Equating coefficients of like terms involving a summation

Question

I am working through this problem, and looking at the answers provided below, I can't seem to understand how the answers are arrived at.

$$u(x,1)=A_0+\sum_{n=1}^\infty A_n\sinh(n)\cos(nx)=1+\cos(2x).$$ Equating coefficients of like terms, $$ A_n=\begin{cases} 1, & n=0,\\ 1/\sinh(2), & n=2,\\ 0 & \text{otherwise}. \end{cases} $$

For instance, for when $n = 0$ and equating coefficients of $A_0$:

I think that the summation on the left hand side is "gone" as the summation starts at $n = 1$, so to equate coefficients of $A_0$ it would be: $1 = 0$ as the RHS does not have any terms involving $A_0$. I can see that the way I am thinking is wrong, because how can $1 = 0$? But I can not seem to find any other way of equating these coefficients. I am also having trouble finding how they arrived at the given answer for $n =2$.

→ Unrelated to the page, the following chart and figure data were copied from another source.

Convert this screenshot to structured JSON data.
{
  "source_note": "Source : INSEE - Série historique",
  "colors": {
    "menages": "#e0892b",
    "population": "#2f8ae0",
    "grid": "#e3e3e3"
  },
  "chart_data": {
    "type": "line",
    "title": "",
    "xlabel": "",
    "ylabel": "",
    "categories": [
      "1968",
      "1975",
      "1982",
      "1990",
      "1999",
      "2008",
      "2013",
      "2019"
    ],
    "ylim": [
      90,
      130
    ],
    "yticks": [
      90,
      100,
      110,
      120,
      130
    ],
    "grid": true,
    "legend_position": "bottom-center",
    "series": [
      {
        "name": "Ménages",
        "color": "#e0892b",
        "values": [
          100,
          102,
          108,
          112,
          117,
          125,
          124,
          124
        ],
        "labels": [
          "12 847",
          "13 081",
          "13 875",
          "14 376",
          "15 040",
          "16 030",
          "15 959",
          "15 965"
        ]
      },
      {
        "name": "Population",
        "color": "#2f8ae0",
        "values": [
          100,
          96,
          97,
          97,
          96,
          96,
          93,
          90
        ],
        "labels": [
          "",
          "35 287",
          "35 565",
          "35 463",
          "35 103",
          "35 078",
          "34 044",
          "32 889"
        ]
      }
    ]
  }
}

I appreciate your time and help,

thank you.

Answer 1

You are equating coefficients of $\cos(nx)$ (independent of $x$) in $$ A_0+\sum_{n=1}^\infty A_n\sinh(n)\cos(nx) = 1+\cos(2x) $$

• When $n=0$, $\cos(0x)\equiv1$, so this is just the constant term on both sides, i.e., $A_0=1$.
• When $n=1$, the coefficients of $\cos(x)$ in the LHS is $A_1\sinh(1)$, and RHS has no $\cos(x)$ term, so $A_1\sinh(1)=0$.
• When $n=2$, the coefficients of $\cos(2x)$ in the LHS is $A_2\sinh(2)$, and RHS gives $1$, so $A_2\sinh(2)=1$.
• Similarly $A_n\sinh(n)=0$ for $n\geq 3$.